Do Nurses at Thrive Of Lisle Stick Around?

THRIVE OF LISLE has a staff turnover rate of 41%, which is about average for Illinois nursing homes (state average: 46%). Moderate turnover is common in nursing homes, but families should still ask about staff tenure and how the facility maintains care continuity when employees leave.

Was Thrive Of Lisle Ever Fined?

THRIVE OF LISLE has no federal fines on record. CMS issues fines when nursing homes fail to meet care standards or don't correct problems found during inspections. The absence of fines suggests the facility has either maintained compliance or corrected any issues before penalties were assessed. This is a positive indicator, though families should still review recent inspection reports for the full picture.

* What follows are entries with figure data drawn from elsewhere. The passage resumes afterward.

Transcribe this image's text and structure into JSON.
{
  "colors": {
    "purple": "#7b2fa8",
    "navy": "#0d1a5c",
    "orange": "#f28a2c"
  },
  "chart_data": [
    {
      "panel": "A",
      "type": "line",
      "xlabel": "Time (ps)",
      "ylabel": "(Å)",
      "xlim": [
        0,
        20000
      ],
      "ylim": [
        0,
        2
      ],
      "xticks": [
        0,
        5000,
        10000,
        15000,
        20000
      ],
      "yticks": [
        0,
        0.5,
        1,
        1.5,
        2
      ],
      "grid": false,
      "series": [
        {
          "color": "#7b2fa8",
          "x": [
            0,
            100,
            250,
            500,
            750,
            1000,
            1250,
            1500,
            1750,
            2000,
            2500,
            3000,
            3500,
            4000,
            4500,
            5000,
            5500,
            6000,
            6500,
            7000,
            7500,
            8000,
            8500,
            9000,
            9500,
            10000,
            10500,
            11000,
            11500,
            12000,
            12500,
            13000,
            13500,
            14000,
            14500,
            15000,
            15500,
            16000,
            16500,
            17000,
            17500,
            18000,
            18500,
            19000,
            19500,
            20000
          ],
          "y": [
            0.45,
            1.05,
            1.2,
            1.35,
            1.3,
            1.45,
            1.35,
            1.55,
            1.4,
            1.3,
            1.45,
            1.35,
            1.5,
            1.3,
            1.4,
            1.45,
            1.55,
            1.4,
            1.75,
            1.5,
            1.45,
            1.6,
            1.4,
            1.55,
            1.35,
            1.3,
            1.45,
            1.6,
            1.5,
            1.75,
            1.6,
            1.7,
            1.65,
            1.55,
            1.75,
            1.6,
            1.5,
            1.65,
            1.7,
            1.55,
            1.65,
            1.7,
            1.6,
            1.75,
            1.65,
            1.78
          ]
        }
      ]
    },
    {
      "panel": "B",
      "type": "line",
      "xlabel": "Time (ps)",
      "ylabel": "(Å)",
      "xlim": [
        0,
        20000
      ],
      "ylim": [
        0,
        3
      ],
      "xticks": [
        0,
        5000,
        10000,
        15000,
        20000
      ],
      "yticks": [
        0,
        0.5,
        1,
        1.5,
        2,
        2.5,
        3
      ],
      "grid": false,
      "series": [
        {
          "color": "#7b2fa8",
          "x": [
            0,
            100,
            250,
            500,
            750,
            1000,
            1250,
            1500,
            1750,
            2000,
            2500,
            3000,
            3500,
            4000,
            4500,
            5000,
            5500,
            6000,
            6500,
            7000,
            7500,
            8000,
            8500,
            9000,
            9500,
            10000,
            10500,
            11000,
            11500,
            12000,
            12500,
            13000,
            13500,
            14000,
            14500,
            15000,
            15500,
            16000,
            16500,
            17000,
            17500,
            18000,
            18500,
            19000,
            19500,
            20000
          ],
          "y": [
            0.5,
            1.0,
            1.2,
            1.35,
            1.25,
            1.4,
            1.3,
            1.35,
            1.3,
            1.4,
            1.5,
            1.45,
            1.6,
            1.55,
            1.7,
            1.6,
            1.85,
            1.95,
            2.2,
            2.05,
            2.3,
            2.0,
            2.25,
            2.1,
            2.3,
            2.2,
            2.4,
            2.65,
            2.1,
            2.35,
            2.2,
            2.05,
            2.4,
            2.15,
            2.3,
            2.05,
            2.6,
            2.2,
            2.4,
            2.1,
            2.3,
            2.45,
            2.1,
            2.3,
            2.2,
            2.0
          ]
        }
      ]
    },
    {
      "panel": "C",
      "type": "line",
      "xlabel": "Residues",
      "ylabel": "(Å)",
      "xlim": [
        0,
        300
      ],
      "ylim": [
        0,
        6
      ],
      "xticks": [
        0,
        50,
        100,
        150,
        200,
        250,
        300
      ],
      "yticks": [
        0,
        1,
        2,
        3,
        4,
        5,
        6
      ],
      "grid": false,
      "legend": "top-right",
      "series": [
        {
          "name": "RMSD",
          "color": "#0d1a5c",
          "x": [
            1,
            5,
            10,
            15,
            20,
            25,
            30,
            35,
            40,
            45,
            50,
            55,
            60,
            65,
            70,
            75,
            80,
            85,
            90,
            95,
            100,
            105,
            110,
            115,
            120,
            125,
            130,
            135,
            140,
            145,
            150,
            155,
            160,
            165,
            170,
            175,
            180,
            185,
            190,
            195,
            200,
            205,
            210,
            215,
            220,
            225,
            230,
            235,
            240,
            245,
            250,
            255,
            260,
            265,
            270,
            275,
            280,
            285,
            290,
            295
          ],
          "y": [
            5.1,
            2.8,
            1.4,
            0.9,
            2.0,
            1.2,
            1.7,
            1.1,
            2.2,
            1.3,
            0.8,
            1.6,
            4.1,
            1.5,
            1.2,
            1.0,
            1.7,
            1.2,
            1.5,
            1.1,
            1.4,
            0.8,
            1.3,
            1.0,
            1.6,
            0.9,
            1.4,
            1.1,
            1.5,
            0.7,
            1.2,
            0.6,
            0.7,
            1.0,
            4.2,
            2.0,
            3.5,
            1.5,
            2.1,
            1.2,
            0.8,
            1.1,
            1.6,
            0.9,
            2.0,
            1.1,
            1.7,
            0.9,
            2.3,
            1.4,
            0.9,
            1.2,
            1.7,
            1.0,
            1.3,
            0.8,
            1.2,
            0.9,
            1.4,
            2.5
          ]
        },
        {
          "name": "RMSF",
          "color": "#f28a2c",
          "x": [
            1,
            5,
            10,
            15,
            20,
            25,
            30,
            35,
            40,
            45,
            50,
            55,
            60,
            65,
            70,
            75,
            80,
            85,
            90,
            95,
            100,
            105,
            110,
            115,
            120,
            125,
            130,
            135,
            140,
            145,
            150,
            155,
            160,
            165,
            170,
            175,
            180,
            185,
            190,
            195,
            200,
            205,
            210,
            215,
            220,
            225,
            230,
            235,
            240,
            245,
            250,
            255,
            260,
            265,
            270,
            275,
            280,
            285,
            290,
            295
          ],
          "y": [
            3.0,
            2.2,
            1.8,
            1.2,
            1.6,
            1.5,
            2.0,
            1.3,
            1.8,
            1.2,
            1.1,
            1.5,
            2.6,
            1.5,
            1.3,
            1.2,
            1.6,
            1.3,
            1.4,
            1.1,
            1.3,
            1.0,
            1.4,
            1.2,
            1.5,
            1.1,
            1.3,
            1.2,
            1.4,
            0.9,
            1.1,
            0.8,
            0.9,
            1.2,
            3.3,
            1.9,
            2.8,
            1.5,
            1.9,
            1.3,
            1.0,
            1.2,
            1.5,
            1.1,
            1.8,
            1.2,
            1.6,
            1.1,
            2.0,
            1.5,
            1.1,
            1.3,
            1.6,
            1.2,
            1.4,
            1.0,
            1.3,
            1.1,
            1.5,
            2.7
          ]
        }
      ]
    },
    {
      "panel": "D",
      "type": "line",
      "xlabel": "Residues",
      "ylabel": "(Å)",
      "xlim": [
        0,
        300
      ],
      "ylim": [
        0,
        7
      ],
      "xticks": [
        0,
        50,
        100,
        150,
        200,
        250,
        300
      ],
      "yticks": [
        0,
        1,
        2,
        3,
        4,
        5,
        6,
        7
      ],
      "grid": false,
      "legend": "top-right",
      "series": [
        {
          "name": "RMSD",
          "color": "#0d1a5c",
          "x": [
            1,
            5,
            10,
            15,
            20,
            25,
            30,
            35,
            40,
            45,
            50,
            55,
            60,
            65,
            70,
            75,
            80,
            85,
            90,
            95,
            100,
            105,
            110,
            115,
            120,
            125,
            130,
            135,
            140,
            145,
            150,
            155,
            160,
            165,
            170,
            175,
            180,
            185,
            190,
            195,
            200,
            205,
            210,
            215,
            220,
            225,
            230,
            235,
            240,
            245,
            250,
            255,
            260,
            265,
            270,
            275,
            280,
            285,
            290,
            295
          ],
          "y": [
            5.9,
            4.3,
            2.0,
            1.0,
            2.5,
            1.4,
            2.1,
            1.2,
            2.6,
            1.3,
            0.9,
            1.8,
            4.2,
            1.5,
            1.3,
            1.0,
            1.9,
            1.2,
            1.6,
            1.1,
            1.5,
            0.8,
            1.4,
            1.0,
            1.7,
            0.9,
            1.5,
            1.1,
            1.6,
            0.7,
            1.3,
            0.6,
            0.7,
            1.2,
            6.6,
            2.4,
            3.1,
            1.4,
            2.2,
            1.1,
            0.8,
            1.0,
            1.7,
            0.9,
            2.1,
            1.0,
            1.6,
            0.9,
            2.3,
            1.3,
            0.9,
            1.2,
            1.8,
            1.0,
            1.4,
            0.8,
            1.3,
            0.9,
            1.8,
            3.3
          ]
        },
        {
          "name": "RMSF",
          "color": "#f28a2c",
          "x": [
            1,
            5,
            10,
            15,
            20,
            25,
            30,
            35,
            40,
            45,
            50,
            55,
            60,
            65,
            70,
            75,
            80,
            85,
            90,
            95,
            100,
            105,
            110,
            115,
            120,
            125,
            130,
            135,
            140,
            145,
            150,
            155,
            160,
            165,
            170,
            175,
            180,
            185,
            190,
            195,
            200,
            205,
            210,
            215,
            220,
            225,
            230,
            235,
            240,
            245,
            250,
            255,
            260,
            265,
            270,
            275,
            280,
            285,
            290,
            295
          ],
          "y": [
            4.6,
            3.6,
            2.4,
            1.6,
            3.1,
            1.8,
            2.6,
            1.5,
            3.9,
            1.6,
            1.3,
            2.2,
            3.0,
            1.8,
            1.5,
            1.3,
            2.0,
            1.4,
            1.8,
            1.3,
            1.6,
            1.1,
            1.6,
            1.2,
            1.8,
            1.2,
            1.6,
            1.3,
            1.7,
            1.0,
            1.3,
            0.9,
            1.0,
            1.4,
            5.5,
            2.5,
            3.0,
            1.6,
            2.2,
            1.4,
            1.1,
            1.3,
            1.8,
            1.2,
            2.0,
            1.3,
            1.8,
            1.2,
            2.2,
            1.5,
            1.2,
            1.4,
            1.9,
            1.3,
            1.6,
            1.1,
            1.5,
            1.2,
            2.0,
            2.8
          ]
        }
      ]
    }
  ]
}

Is Thrive Of Lisle on Any Federal Watch List?

THRIVE OF LISLE is not on any federal watch list. The most significant is the Special Focus Facility (SFF) program, which identifies the bottom 1% of nursing homes nationally based on persistent, serious quality problems. Not being on this list means the facility has avoided the pattern of deficiencies that triggers enhanced federal oversight. This is a positive indicator, though families should still review the facility's inspection history directly.